Три крестьянина. С гравюры Альбрехта Дюрера



Печальней всего была судьба Венделя Гиплера. После кёнигсгорфенского поражения, когда Иорг Мецлер пропал без вести, Гиплер возобновил процесс против графов Гогенлоэ, которые теперь объявили, что государственному преступнику они ничего не должны. Желая продвинуть свое дело, он смело явился в Шпейер, на сейм, переодетый, с приклеенным носом, но был опознан, схвачен, подвергнут пытке и умер в тюрьме, снедаемый горькой мыслью о том, что дело, которому он отдал все силы своего широкого, прозорливого ума, дело освобождения его страны, потеряно безвозвратно.

Отнюдь не разделяя этой мысли, Макс Эбергард все же посоветовал Каспару и Кэте как можно скорее убраться из Ротенбурга. Не таков был обычай магистрата, чтобы великодушно выпускать на свободу попавших к нему в силки птиц. Но прежде чем уйти, гости должны откушать у него. Веселья при нынешних обстоятельствах от этого маленького пиршества, конечно, нельзя было ждать. На прощанье Макс Эбергард сказал Каспару:

— Да, мы живем в тяжелое время, но неисчислимые жертвы принесены не напрасно. Чего не добились мы, добьются наши дети.

— Да, и, на мой взгляд, господа поторопились праздновать победу, — сказал Каспар. — Прижать-то бедняка они прижали, до самой земли, но сломить — не сломили.

И в самом деле, потоки народной крови, пролитые господами, лишь приглушили огонь, но потушить его не смогли. Искры тлели еще долгие годы, и нередко то здесь, то там вспыхивало яркое пламя. Бесчисленные толпы бежавших от преследований — их называли бандитами, — скрывавшиеся в горах Швейцарии, в лесах, среди развалин замков, неустанно раздували это пламя, и кровавое зарево, пылавшее в небе от горевших господских домов и амбаров, напоминало о непримиримой ненависти побежденных к победителям. Эта ненависть была обоюдной.

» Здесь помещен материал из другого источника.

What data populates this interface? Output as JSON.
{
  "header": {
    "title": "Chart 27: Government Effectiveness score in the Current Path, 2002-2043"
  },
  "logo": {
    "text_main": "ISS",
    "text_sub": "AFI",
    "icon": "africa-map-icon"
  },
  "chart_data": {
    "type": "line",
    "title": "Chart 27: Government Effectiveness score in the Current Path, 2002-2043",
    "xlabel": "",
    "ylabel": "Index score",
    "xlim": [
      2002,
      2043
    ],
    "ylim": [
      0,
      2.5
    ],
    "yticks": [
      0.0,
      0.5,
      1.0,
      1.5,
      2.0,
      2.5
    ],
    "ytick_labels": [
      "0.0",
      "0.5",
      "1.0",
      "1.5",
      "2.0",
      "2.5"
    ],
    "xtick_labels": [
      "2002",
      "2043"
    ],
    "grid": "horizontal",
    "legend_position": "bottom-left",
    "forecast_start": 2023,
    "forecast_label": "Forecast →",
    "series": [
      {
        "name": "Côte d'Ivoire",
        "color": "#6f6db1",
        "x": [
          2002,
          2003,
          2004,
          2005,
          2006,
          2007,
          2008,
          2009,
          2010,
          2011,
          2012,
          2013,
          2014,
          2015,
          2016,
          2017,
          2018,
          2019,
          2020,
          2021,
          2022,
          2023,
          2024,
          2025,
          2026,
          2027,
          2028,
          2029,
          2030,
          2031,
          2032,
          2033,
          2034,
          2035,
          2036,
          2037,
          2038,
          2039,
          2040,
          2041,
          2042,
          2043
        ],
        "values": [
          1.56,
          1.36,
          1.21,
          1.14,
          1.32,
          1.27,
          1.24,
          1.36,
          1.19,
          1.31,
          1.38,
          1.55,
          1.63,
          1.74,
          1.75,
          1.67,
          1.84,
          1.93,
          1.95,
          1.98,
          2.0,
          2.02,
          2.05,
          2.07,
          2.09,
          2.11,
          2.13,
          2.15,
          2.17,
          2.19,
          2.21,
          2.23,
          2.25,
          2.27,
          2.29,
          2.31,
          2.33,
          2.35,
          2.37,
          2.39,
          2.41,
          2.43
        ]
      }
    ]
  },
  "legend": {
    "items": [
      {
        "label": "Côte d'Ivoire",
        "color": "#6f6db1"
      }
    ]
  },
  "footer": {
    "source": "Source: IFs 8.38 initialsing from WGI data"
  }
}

Макс Эбергард не примирился с отцом, и когда через год, по окончании траура, он ввел Эльзу — дочь государственного преступника — в свой дом, между ним и патрициатом произошел окончательный разрыв. Но это нисколько его не смутило: он остался защитником бедняков.

Когда осенью Оренбах вновь возродился из пепла, Каспар женился на своей желанной Кэте. Ее брат Андреас, приехавший из Тауберцеля, благословил их союз. И точно свадебный факел в их честь, в ту же ночь запылал Гальтенбергштеттен — замок юнкера Цейзольфа фон Розенберга.